What follows is something that Yehuda sent me unsolicited.
In an ideal world, people will be gracious and scientists will work primarily to promote science. (I am not naive, and am aware that scientists are people and need to promote themselves. However, self-promotion should go together with the promotion of science and not at its expense.)
The specific issue that I wish to talk about in this context is how to deal with bugs, errors, flaws and so on that you discover in other people’s papers. The right thing to do is to write the authors a nice email, saying that you believe you have found a bug and would like to inform them about it, or be corrected in case it is your mistake. If you are correct, and the authors are also gracious (as they should be), then they will correct their paper and give you a nice acknowledgement thanking you for the correction. You can then continue to do productive research.

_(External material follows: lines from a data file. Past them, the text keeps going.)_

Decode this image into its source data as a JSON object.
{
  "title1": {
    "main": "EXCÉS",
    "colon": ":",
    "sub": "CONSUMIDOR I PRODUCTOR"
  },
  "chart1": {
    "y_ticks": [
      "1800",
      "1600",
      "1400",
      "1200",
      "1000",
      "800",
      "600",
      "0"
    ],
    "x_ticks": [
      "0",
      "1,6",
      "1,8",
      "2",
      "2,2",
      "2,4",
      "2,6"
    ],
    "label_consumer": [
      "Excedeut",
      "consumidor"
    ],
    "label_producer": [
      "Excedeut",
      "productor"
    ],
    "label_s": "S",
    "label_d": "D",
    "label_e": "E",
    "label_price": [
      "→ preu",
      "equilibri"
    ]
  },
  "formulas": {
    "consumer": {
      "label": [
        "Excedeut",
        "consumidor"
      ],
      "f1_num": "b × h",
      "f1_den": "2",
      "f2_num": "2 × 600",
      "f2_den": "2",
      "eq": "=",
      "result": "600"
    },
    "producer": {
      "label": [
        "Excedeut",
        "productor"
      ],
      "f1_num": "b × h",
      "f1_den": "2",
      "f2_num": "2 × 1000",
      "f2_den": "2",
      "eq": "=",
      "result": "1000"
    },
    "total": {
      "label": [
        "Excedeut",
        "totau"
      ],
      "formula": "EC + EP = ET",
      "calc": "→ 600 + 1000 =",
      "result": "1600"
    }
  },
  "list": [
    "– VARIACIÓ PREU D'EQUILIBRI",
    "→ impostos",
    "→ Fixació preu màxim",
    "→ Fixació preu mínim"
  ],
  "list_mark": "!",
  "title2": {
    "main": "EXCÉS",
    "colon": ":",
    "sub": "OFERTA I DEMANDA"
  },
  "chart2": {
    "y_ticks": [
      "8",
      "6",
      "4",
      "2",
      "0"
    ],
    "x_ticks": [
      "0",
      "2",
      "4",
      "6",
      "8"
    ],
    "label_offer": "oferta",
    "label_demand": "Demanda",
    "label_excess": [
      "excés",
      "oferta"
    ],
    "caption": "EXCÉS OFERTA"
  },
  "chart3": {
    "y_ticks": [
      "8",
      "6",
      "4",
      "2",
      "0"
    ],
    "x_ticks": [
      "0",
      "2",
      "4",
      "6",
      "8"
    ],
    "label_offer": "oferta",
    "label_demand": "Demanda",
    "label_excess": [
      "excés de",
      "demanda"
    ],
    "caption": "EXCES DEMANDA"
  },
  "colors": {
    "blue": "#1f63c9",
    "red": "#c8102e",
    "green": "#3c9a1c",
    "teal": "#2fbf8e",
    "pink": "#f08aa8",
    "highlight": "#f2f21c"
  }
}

Of course, if such a correction requires novel research that you have already done, then the above strategy may not work. In such a case, one can try to be creative in order to be gracious. One such example happened to me when I proved an impossibility result, only to discover that a (contradictory) positive result was published on this exact topic a few years beforehand. I couldn’t work out who was wrong, so I spoke to the authors. After discussion we realized that they were wrong, and that their proof holds in a much weaker model. In my paper, all I wrote was “Our impossibility result does not contradict [X] since their positive result holds for a different, weaker model”. The other authors acknowledged me for finding the bug, and everyone walked away happy. Would I have gained anything by writing “we show that [X] were wrong”; most certainly not!
Unfortunately, not everyone in our community takes this approach. Indeed, there are even people who actively search for errors in order to promote an agenda of attacking the entire crypto-theory community. Two examples are Koblitz and Menezes. You can see their newest paper on eprint. This time they really outdid themselves since there is actually no error. Rather the proof of security is in the non-uniform model, which they appear to not be familiar with. Even after being told about this, they still chose to leave their attack unchanged. You can see my discussion post.